As we close out 2013, I look back.
All things point to this being my most difficult year ever. If I would have planned out this year, nothing that happened would have happened. Heck, I could have lost my life to a pulmonary embolism. But as I look back, it's hard for me to say this was in fact the most difficult year ever. Why? Because I had Jesus.
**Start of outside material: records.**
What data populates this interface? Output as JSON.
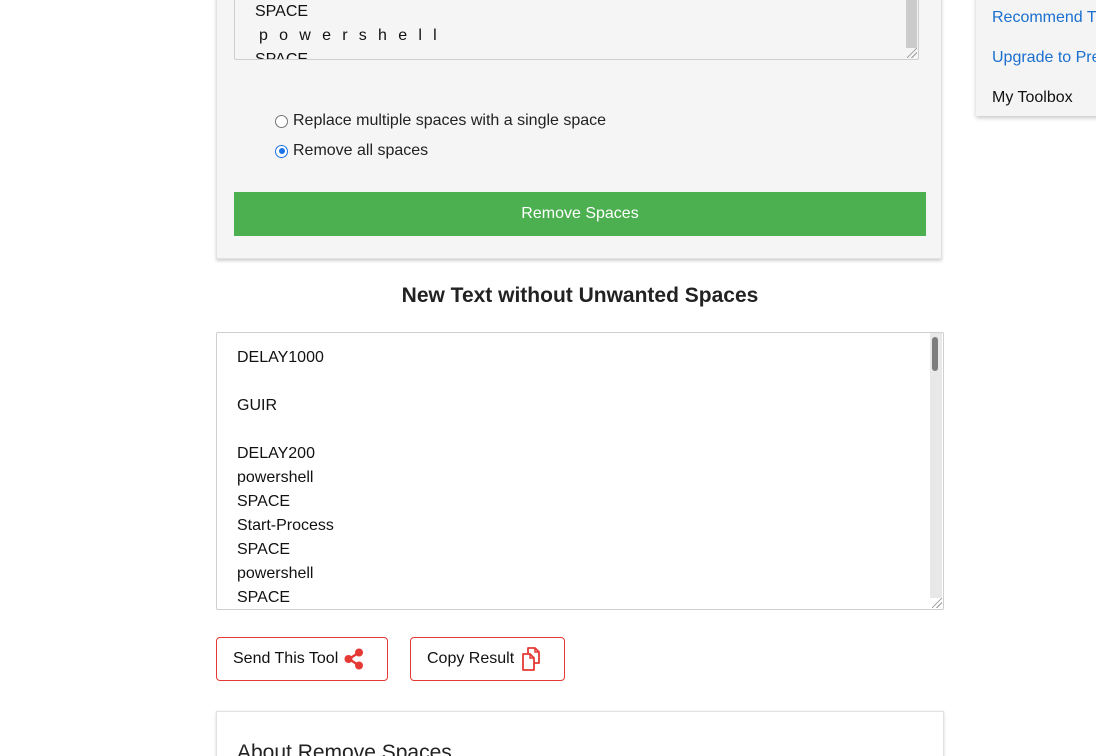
{
  "input": {
    "lines": [
      "SPACE",
      "p o w e r s h e l l",
      "SPACE"
    ]
  },
  "options": [
    {
      "label": "Replace multiple spaces with a single space",
      "checked": false
    },
    {
      "label": "Remove all spaces",
      "checked": true
    }
  ],
  "remove_button": {
    "label": "Remove Spaces",
    "color": "#4caf50"
  },
  "sidebar": {
    "items": [
      {
        "label": "Recommend This Tool",
        "type": "link"
      },
      {
        "label": "Upgrade to Premium",
        "type": "link"
      },
      {
        "label": "My Toolbox",
        "type": "plain"
      }
    ]
  },
  "output": {
    "title": "New Text without Unwanted Spaces",
    "lines": [
      "DELAY1000",
      "",
      "GUIR",
      "",
      "DELAY200",
      "powershell",
      "SPACE",
      "Start-Process",
      "SPACE",
      "powershell",
      "SPACE"
    ]
  },
  "actions": {
    "send_label": "Send This Tool",
    "send_icon": "share-icon",
    "copy_label": "Copy Result",
    "copy_icon": "copy-icon",
    "accent": "#e53935"
  },
  "about": {
    "title": "About Remove Spaces"
  }
}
Let's look at the positive rather than the negative. I SURVIVED a major surgery. I SURVIVED a pulmonary embolism. I SURVIVED getting through it without the one I loved the most. In 2012, I was hospitalized for 8 weeks total. In 2013, I was hospitalized for 5 weeks total. That's an improvement, right? Right. And here I am the last day of the year about to close a huge chapter in my life and enter a new one. Every day I wake up with a song playing on repeat in my head. Todays was "This is the first day of the rest of your life... it's gonna be alright."
And alright it will be.
The past years I have looked ahead saying "This is going to be MY year." Or "This is going to be OUR year." This year I'm not saying it's mine or not mine. I'm not saying it's anything. All 2014 is is a new calendar... and none of the boxes on there are guaranteed. That's what this year showed me. We can fill up those boxes all we want, write something in them to plan months ahead... but plans change, people change and you just never know.
So I thank God for each box that is behind me and each new one He brings forth carrying me through. It's not the number of boxes/dates on a calendar we walk through, it's not even what is written in them... it's the substance within that you can't see. It's having Jesus in your heart knowing that no matter how many days you are given and what those days hold, you're going to be alright.
This isn't going to fit with all I'm writing here. It's going to sound out of place because it is. But it's something I wanted to share so I'm adding it in. At the end of 2012, a year ago, I thought about what my new year's resolution would be, just like everyone else. I decided to turn inward spiritually, instead of outward worldly in making that determination. My new year's resolution was to dedicate one day, each day, to someone I knew... and to pray for them that day, in addition to any other prayers. I am happy to say, today on December 31, 2013, is the first year I fully completed a new year's resolution. Even the days spent in the hospital, there wasn't one that past that I didn't dedicate and pray for someone I knew. And if you are reading this, most likely you had a day dedicated to you without even knowing it.
In addition, I started a prayer journal. When a specific situation arose, I wrote down the person's name and my prayer for them. I admit I was not as dedicated to this as to my daily dedications/prayer, but I tried to do it whenever I remembered. Looking back, I wrote about 60-70 specific prayers. About 40-50 of them have been answered. That is amazing! Absolutely amazing! It is beautiful to visually see prayers getting answered. And the 20 or so that were not answered, looking at them, most of them I requested something in a specific time frame on those. It reminds me, this is not my time, it is God's time. God will answer prayers in His way at His time. We must adjust, we must believe and we must hold on to the hope He gives us.
As we close out 2013, I look back. As we close out 2013, I look forward. And most importantly, as we close out 2013, I look up. And that is where I find peace. May that peace be carried with you also to bring closure on your past, life into your present, and faith about your future. In Jesus' name, Amen.